In summary, the concurrent text group performed significantly worse than the non-concurrent text group on the multiple-choice test.
This result was reconfirmed in a final text-only experiment with no visuals:
Four different sections of text (around 300-400 words each) that did not require pictorial information were prepared. Two sections (about machine frames and tool wear), both of which were adopted from mechanical engineering textbooks… Another two sections (about pre-stressed concrete and underwater welding), which were both adopted from a Reader’s Digest popular science and technology book, were not directly related to previous training courses but did not require any specialized prerequisite knowledge.
Both formats contained identical oral narrations of the same sections of text presented via headphones.
As can be seen above, the experiments don't rule out the use of PowerPoint entirely. But care should be taken not to present visual text and oral explanation concurrently.
Indeed, in discussing previous research findings that seem to contradict their findings, the research team acknowledges:
1. There is a place for PowerPoint in explaining graphs and diagrams
The split-attention effect occurs when two or more sources of information must ‘be integrated before they become intelligible (e.g., a geometric diagram and its associated statements).
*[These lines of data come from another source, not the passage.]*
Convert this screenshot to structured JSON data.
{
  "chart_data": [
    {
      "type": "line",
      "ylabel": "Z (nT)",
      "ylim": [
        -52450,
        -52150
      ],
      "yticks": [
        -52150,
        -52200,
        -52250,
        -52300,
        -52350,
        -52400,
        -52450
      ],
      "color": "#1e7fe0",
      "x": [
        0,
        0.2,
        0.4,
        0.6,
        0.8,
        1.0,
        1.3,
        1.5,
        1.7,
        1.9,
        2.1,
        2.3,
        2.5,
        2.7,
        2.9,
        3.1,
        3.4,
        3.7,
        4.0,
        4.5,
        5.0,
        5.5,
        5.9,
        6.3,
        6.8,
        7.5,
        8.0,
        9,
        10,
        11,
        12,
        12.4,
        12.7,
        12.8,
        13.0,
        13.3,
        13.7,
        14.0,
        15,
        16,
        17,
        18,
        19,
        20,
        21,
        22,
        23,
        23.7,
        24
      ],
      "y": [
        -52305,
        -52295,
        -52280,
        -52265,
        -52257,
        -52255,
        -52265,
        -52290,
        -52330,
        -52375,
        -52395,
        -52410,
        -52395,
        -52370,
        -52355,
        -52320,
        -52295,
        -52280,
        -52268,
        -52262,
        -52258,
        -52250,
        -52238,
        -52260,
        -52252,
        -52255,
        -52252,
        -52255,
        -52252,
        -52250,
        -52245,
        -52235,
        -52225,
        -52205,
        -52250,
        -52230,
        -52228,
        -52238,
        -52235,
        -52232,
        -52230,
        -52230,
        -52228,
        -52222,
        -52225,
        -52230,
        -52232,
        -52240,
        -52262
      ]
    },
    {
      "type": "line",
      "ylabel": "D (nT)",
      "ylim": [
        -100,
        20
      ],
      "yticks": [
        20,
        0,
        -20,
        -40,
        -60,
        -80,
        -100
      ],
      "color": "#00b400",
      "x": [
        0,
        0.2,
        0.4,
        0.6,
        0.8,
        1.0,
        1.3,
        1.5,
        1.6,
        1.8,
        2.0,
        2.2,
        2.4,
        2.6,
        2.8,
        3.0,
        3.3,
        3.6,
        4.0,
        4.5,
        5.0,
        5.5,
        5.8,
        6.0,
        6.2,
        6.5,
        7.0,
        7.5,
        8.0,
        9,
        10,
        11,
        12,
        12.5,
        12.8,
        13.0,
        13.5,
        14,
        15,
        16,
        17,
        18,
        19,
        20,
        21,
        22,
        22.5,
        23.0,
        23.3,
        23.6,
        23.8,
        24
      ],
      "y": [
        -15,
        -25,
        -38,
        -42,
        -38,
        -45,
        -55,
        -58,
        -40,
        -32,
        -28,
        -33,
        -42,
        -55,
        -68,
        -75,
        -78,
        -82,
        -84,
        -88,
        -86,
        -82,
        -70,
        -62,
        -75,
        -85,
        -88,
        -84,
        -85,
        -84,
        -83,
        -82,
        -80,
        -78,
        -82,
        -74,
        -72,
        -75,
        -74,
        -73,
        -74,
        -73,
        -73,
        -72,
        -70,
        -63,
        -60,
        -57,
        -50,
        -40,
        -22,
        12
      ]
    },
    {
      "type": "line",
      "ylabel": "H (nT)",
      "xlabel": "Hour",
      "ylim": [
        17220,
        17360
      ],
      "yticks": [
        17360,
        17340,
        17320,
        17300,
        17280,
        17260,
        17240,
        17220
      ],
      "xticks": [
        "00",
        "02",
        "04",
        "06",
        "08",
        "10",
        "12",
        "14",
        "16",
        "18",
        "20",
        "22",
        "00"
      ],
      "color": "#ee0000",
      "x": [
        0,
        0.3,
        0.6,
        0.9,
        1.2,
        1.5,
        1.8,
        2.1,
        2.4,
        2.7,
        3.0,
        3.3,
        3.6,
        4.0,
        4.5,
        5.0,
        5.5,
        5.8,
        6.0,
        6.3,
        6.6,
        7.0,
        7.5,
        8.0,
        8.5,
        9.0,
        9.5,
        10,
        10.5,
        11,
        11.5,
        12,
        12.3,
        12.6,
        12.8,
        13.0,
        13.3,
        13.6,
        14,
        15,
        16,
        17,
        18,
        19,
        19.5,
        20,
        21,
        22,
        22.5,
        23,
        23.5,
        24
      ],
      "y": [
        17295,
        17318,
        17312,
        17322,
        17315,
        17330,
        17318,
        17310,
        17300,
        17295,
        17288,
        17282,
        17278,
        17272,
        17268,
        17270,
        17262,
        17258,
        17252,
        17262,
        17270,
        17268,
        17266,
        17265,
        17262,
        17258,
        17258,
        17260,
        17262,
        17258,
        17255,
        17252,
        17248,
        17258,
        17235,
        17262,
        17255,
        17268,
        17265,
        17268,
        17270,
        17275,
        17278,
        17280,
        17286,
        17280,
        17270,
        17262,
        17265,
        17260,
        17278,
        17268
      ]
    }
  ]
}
Learners must split their attention between the sources of information and mentally integrate them. A single source is difficult or impossible to
understand in isolation. As a consequence, if two such sources of information are presented with a temporal separation, the working memory load imposed by having to hold one source of information while waiting for and then processing and integrating the second source with the first source may be overwhelming. These were the conditions that applied to the work of Mayer and Anderson (1991, 1992)... Under such conditions, concurrent presentation is superior.
2. The length of the text being presented is significant
When text is presented in small, easily managed sequential portions with sufficient temporal breaks between them, a concurrent presentation of identical written and auditory material might not cause deleterious effects on learning, as compared with uninterrupted presentation of the same text as a whole unit.
Processing redundant information may overload working memory when learners are dealing with intrinsically complex information, and uninterrupted presentation of long textual descriptions could contribute to this complexity by forcing learners to relate and reconcile many elements of auditory and visual information within a limited time.
Effective techniques for preachers
So what conclusions can we draw from the research? What guidelines should Bible teachers in churches follow?
1. Think more carefully about the best way to help congregations absorb the Bible passage.
Professor Sweller advises that congregations should listen to the Bible being read, then if the preacher wants the congregation to read though the text then this should be done afterwards.
"Reading and listening non-concurrently eliminates the particular problem addressed in the paper," he says.
2. Use hand-outs, overheads and Power Point thoughtfully.
Care should be taken not to present visual text and oral explanation at the same time. A Bible teacher should not read the congregation through text in a hand-out, overhead or Power Point. It does not aid in learning; it splits attention.
3. Any sermon outline must be brief
Displaying very brief written text as a sermon outline might still be beneficial.
4. Visual aids can be helpful
Information that needs to be integrated (eg graphs, diagrams, other visual aids) in order to be comprehended should be presented simultaneously. This is where hand-outs, overheads or PowerPoint presentations can come into their own.